Der Besucher fährt mit einem Lift rund 30 Meter in die Tiefe und kommt in einer fremden Welt an – ohne Zeit- und Ortsgefühl. Es ist kühl, die Luft ist feucht. Geräusche von allen Seiten, sie lassen sich nicht zuordnen. Beim Laufen streift einen der Gedanke, man könnte hier unten verloren gehen, auf ewig versenkt im Loch der jüngeren Zeitgeschichte. Nach 40 Minuten Untergrund mit etlichen Umwegen erfolgt die Ankunft bei
der Krankenstation mit der Installation «unausgesprochen was bleibt» des Duos maboart: Rötlich-brauner Verbandsstoff aus alten Beständen der Schweizer Armee hängt im engen Duschraum fleischig herunter. Das Material ist mit einer jodähnlichen Tinktur durchtränkt – der Besucher spürt in dieser bedrückenden Umgebung förmlich die Schmerzen Verwundeter. Doch das Duo setzt Zeichen der Hoffnung. Das Paar hat Akkumulatorgläser mit Erde gefüllt, aus der Grashalme spriessen – Symbol für die Natur an einem entseelten Ort?

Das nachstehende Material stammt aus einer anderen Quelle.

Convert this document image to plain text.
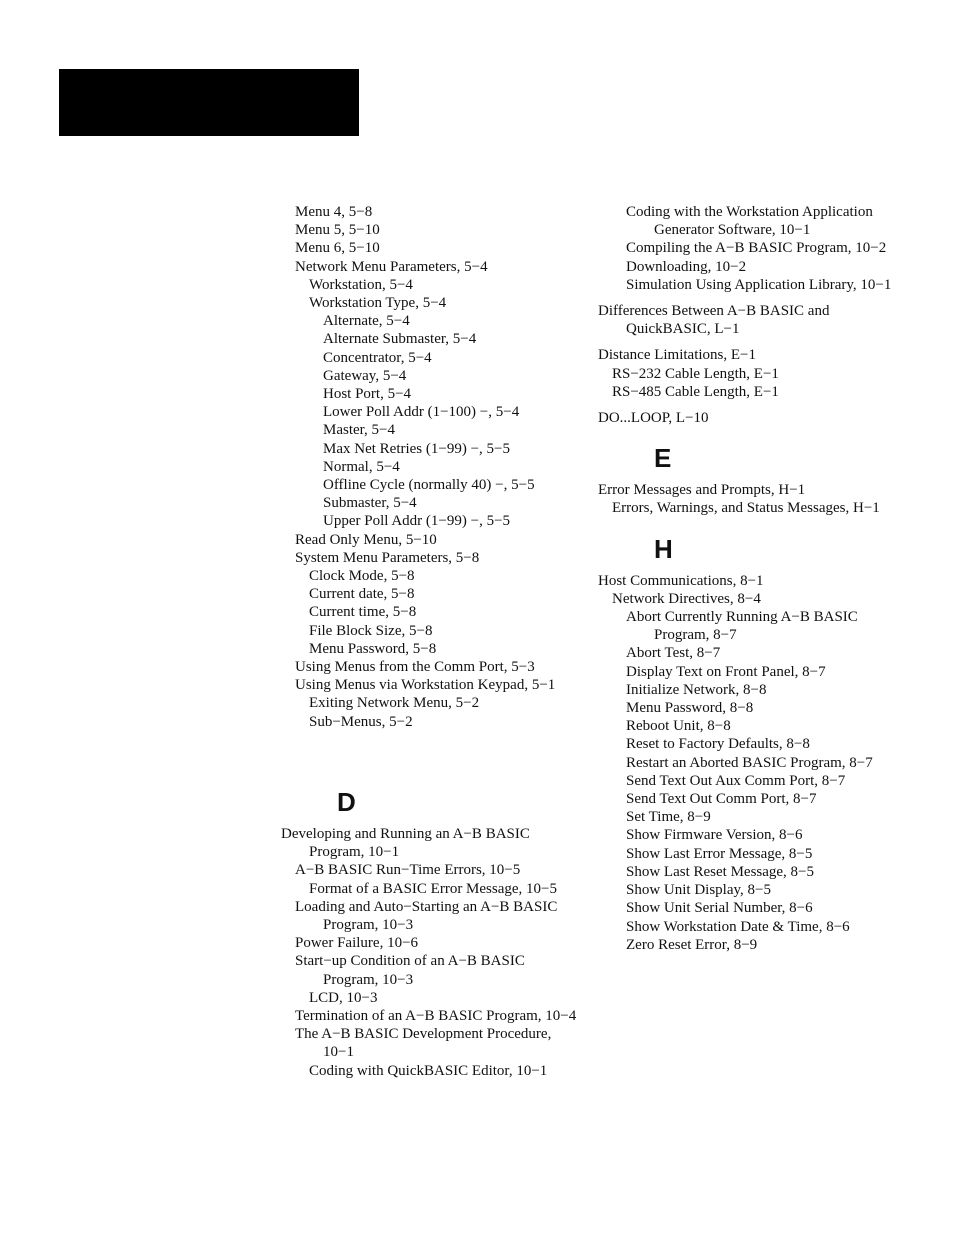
Menu 4, 5−8
Menu 5, 5−10
Menu 6, 5−10
Network Menu Parameters, 5−4
Workstation, 5−4
Workstation Type, 5−4
Alternate, 5−4
Alternate Submaster, 5−4
Concentrator, 5−4
Gateway, 5−4
Host Port, 5−4
Lower Poll Addr (1−100) −, 5−4
Master, 5−4
Max Net Retries (1−99) −, 5−5
Normal, 5−4
Offline Cycle (normally 40) −, 5−5
Submaster, 5−4
Upper Poll Addr (1−99) −, 5−5
Read Only Menu, 5−10
System Menu Parameters, 5−8
Clock Mode, 5−8
Current date, 5−8
Current time, 5−8
File Block Size, 5−8
Menu Password, 5−8
Using Menus from the Comm Port, 5−3
Using Menus via Workstation Keypad, 5−1
Exiting Network Menu, 5−2
Sub−Menus, 5−2
D
Developing and Running an A−B BASIC Program, 10−1
A−B BASIC Run−Time Errors, 10−5
Format of a BASIC Error Message, 10−5
Loading and Auto−Starting an A−B BASIC Program, 10−3
Power Failure, 10−6
Start−up Condition of an A−B BASIC Program, 10−3
LCD, 10−3
Termination of an A−B BASIC Program, 10−4
The A−B BASIC Development Procedure, 10−1
Coding with QuickBASIC Editor, 10−1
Coding with the Workstation Application Generator Software, 10−1
Compiling the A−B BASIC Program, 10−2
Downloading, 10−2
Simulation Using Application Library, 10−1
Differences Between A−B BASIC and QuickBASIC, L−1
Distance Limitations, E−1
RS−232 Cable Length, E−1
RS−485 Cable Length, E−1
DO...LOOP, L−10
E
Error Messages and Prompts, H−1
Errors, Warnings, and Status Messages, H−1
H
Host Communications, 8−1
Network Directives, 8−4
Abort Currently Running A−B BASIC Program, 8−7
Abort Test, 8−7
Display Text on Front Panel, 8−7
Initialize Network, 8−8
Menu Password, 8−8
Reboot Unit, 8−8
Reset to Factory Defaults, 8−8
Restart an Aborted BASIC Program, 8−7
Send Text Out Aux Comm Port, 8−7
Send Text Out Comm Port, 8−7
Set Time, 8−9
Show Firmware Version, 8−6
Show Last Error Message, 8−5
Show Last Reset Message, 8−5
Show Unit Display, 8−5
Show Unit Serial Number, 8−6
Show Workstation Date & Time, 8−6
Zero Reset Error, 8−9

Die Künstler haben für diese Installation während dreier Wochen die ganze Maginotlinie abgefahren und immer wieder Erde eingesammelt, um damit die gesamte, Hunderte von Kilometern lange Verteidigungsanlage an einem Ort zu vereinigen. «Dieses Projekt hat uns emotional und künstlerisch sehr gefordert», sagt Claudio Magoni.
Kunst und Krieg
Etwas weiter in einem Seitenschacht ist Victorine Müllers «Erdling» zu entdecken, eine grosse, violett beleuchtete PVC-Blase, die an einen Uterus mit Embryo gemahnt. Neues Leben an einem Ort, der mehr mit dem Tod in Verbindung gebracht wird. Das unterschwellig Bedrohliche dieses Werks wird in der Umgebung massiv verstärkt.
Im Vergleich dazu wirkt das Video «pirouette» von Anina Schenker mit ihren Grimassen geradezu fröhlich: Die Installation zeigt in Highspeed-Aufnahmen den Oberkörper der Künstlerin bei einer Pirouette. Dabei verformen sich ihre Gesichtszüge nach und nach zu einer Fratze, die der geschichtsträchtigen Lokalität gerecht wird.

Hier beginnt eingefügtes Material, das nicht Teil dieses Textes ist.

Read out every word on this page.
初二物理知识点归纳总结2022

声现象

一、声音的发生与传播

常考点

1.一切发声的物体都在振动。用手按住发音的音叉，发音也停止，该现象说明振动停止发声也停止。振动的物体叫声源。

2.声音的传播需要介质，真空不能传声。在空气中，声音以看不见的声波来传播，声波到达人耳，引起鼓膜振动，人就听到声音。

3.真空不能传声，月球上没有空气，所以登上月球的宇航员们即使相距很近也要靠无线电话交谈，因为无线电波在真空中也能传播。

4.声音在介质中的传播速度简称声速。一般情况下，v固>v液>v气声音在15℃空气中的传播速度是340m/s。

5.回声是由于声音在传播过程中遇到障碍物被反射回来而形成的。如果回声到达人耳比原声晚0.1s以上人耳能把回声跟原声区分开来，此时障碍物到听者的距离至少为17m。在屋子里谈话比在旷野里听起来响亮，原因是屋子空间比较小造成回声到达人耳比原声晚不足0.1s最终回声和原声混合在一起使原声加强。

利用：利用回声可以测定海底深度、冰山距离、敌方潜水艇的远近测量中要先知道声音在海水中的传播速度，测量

Gehen Kunst und Krieg überhaupt zusammen? Man kennt den pazifistischen Zugang von Künstlern wie Max Beckmann oder Otto Dix, die den Schrecken des Kriegs ins Groteske verzerrten. Aber heute, eine Generation nach dem Geschehen? «Eine Verbindung zeitgenössischer Kunstwerke zur weitläufigen Verteidigungsanlage findet sich in der existenziellen Bedrängnis der Beklemmung und des Autonomieverlusts», schreibt die Schweizer Kunstexpertin Gabrielle Obrist im Ausstellungskatalog. Die Kunst soll also der Befreiung von Zwängen dienen, von gesellschaftlichen oder eben militärischen. Tatsächlich fühlt sich der Besucher in diesen matt beleuchteten Betongängen wie erlöst, wenn er auf Zeugnisse menschlicher Gestaltungslust stösst. Wobei die Kunstwerke im Einzelfall dem potenziellen Grauen nicht einfach eine Idylle entgegensetzen.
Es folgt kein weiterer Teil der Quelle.